Top 10 Nelson Mandela Quotes That Inspire Us

Born into the Madiba clan in the village of Mvezo, in the Eastern Cape, Nelson Mandela dreamed of fighting for justice. He went on to study law, establish South Africa’s first black law firm, serve 27 years in prison, push along the end of Apartheid, and most famously, was elected the first black president of South Africa in 1994. Incredible is an understatement when it comes to describing Mandela’s life & legacy.

Nelson Mandela International Day was launched in 2009 in an effort to take actions and inspire change around the world. In honor of its 10th anniversary, here are 10 ways Mandela’s passion, courage, and resilience inspires our Girls’ Voices curriculum.

Education is the most powerful weapon which you can use to change the world.

Despite growing up in a tiny village and losing his father at 9, Mandela was the first member of his family to attend school. He went on to study law at the University of the Witwatersrand, where he was the only black African student. Today, the Nelson Mandela Foundation is focused on mobilizing people and governments to improve education and literacy globally.

The Girls Voices’ program strives to help these efforts along by making school more accessible by providing scholarship funding for girls to tackle all the costs associated with schools like tuition, uniforms, textbooks, and transportation.

Fools multiply when wise men are silent.

After his arrest, Mandela’s life was on the line. During his trial, he delivered a strong and passionate speech which was later published as I Am Prepared to Die. The speech received international acclaim and Mandela was sentenced to life in prison. Not only did his voice save his life, but the lives of many as he spoke up against Apartheid and its violent legacy.

For many Girls’ Voices participants, these workshops are the only place they can freely express themselves. The program’s storytelling component encourages these girls to speak up and use their voice to change their communities and beyond, just like Nelson Mandela.

“I have cherished the ideal of a democratic and free society in which all persons live together in harmony and with equal opportunities.”

Winner of the 1993 Nobel Peace Prize, Mandela believed in equality amongst all humans. As an activist leader and later president, Mandela fought for the right to exist in a world where one white man’s voice was equal to a black man’s.

The Girls’ Voices curriculum reminds its participants that regardless of the color of their skin or their gender, they have a voice and the right to be heard.

One of the most difficult things is not to change society — but to change yourself.

Nelson Mandela knew that to change the world, he had to change himself. He continued to learn long after his schooling was over, he took responsibility for his mistakes and set an example for leaders around the globe.

Through their videos, Girls’ Voices participants learn that though they may be only one person, change in their community starts with them.
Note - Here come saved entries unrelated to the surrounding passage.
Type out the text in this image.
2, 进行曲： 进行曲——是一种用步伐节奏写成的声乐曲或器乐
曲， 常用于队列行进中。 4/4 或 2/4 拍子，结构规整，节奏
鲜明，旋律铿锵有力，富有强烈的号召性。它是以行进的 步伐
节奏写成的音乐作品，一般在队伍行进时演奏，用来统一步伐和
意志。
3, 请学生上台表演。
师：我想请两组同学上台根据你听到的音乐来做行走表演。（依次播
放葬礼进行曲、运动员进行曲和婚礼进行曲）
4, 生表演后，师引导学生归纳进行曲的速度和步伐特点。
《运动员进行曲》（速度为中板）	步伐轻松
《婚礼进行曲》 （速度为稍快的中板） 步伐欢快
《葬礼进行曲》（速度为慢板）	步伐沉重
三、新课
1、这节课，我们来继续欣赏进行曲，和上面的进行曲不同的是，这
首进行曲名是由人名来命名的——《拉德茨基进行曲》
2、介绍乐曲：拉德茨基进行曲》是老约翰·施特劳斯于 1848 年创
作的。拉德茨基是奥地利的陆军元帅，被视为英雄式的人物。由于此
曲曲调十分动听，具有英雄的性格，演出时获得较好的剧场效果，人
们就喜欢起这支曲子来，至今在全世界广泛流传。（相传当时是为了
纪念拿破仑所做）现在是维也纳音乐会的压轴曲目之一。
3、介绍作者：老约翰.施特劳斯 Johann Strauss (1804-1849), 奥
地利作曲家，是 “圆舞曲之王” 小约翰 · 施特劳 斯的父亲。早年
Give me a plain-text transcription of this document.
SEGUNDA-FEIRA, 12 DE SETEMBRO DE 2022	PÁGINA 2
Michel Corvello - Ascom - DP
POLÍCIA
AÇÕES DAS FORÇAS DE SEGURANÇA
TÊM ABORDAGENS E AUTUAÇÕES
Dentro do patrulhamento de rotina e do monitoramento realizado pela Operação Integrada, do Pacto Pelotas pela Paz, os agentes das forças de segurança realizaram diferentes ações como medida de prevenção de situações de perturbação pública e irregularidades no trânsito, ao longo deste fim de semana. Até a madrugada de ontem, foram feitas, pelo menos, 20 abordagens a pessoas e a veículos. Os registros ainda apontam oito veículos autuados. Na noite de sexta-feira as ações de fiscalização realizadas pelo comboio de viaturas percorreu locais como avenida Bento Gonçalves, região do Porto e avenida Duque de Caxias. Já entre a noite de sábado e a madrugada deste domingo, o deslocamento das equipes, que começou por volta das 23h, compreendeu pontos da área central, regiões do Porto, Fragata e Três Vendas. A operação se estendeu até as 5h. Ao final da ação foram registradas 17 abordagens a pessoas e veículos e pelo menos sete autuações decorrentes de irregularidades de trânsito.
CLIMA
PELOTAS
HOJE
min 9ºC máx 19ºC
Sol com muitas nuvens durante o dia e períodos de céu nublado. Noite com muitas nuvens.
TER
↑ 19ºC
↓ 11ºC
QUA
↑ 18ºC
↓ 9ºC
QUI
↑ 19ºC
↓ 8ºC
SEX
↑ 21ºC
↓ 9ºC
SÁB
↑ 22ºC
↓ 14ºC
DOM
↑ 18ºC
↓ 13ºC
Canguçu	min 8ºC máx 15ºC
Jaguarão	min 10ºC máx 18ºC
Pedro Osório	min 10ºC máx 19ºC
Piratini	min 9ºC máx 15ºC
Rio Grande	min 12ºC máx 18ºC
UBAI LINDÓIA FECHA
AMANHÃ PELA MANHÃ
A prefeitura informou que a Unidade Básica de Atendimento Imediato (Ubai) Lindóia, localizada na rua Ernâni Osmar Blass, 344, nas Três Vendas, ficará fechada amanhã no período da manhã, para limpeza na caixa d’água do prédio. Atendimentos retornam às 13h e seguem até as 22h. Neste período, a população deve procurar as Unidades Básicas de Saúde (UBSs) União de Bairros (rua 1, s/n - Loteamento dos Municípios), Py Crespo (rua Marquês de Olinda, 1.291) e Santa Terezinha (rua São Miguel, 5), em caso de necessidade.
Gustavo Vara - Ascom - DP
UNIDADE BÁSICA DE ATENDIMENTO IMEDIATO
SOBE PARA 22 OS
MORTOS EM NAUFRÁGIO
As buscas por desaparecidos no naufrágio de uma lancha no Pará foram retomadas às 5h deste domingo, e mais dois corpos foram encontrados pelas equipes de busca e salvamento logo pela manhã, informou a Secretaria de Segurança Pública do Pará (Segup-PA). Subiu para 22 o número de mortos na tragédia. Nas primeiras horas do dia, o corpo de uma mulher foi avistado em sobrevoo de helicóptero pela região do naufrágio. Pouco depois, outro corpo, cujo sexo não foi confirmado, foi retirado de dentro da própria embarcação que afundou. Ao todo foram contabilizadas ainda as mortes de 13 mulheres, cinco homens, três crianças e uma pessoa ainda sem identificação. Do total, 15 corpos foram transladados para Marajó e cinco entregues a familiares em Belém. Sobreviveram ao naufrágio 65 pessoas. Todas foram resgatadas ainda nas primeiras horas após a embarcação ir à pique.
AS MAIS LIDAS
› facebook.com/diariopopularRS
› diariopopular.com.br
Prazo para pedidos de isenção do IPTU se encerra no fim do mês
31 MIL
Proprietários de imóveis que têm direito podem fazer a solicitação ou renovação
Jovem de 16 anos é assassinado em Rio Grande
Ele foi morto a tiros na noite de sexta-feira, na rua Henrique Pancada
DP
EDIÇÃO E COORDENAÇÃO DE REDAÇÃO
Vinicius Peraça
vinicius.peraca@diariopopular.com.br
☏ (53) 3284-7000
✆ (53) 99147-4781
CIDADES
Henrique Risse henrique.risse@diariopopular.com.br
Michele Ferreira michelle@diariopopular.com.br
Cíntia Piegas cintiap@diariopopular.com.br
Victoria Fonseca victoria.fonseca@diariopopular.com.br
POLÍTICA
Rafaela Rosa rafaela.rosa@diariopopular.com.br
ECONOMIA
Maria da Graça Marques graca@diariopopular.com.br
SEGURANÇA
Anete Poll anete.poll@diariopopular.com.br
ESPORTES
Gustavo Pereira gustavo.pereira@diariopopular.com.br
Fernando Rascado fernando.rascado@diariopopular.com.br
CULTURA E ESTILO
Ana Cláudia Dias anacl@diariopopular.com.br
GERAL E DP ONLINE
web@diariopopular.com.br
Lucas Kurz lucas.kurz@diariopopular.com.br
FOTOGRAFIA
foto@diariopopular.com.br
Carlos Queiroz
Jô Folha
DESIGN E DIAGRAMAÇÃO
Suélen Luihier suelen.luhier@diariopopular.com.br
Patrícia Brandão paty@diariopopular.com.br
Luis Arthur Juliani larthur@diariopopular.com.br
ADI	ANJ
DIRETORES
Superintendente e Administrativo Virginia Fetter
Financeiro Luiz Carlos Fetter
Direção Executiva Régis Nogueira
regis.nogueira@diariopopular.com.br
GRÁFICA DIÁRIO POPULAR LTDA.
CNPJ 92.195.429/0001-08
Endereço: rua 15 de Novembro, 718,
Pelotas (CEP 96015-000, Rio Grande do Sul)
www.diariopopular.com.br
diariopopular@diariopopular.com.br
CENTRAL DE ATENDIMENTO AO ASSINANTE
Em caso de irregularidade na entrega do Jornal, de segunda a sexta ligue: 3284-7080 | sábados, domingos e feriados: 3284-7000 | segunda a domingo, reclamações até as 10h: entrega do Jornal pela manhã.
The confidence the program helps bloom is crucial for girls to start taking charge!

The brave man is not he who does not feel afraid, but he who conquers that fear.

Mandela faced death threats, 27 years in prison, and turmoil from his own country, but not once did he give up. Mandela fought to the end.

Many Girls’ Voices participants come into the program afraid to speak their mind, afraid of failure, and afraid of their own power. In fact, many of these girls come from war-torn countries or broken families. By finding their voices, they come out stronger, braver, and with more conquests than fear.

If you want to make peace with your enemy, you have to work with your enemy. Then he becomes your partner.

During his presidency, Mandela prioritized national reconciliation. A key moment for that came when South Africa hosted the 1995 Rugby World Cup. Many black South Africans despised the national rugby team, but Mandela encouraged them to support the team. He knew that a united South Africa was the way to success.

Girls’ Voices believes in unity and strength in numbers. Participants often team up or help each other on their projects as a sign of solidarity and genuine friendship.

Man’s goodness is a flame that can be hidden but never extinguished.

Mandela was an optimist through and through and his legacy reminds us how light can be found in even the darkest times.

Though many of our participants have faced hardships we can’t even imagine, they are full of hope and it’s our job to give them the tools necessary to keep that hope alive.

You can start changing our world for the better daily, no matter how small the action.

Mandela believed in the power of one individual. He believed that every person has the power to make a difference and it all starts with an action forward.

A key component of our curriculum is teaching girls everywhere that they have the power to make a change in their lives and the world. These girls are changemakers and we aim to instill that way of thinking into everything we do.

Do not judge me by my successes, judge me by how many times I fell down and got back up again.

From dropping out of school multiple times to landing in prison for a large portion of his life, Mandela knew that the important piece was to try and try again. Without this resilience, South Africa as we know it may not have come to exist.

Learning new skills, working with new tools, and telling your own story can be difficult. Many of us are quick to give up, but the Girls’ Voices curriculum focuses on learning from “failure,” rewarding success, and reminding the participants that there is victory in trying.

“A winner is a dreamer who never gives up.”

Though it’s been over 5 years since his passing, Mandela’s legacy of optimistic tenacity lives on as we hope all Girls’ Voices participants’ will.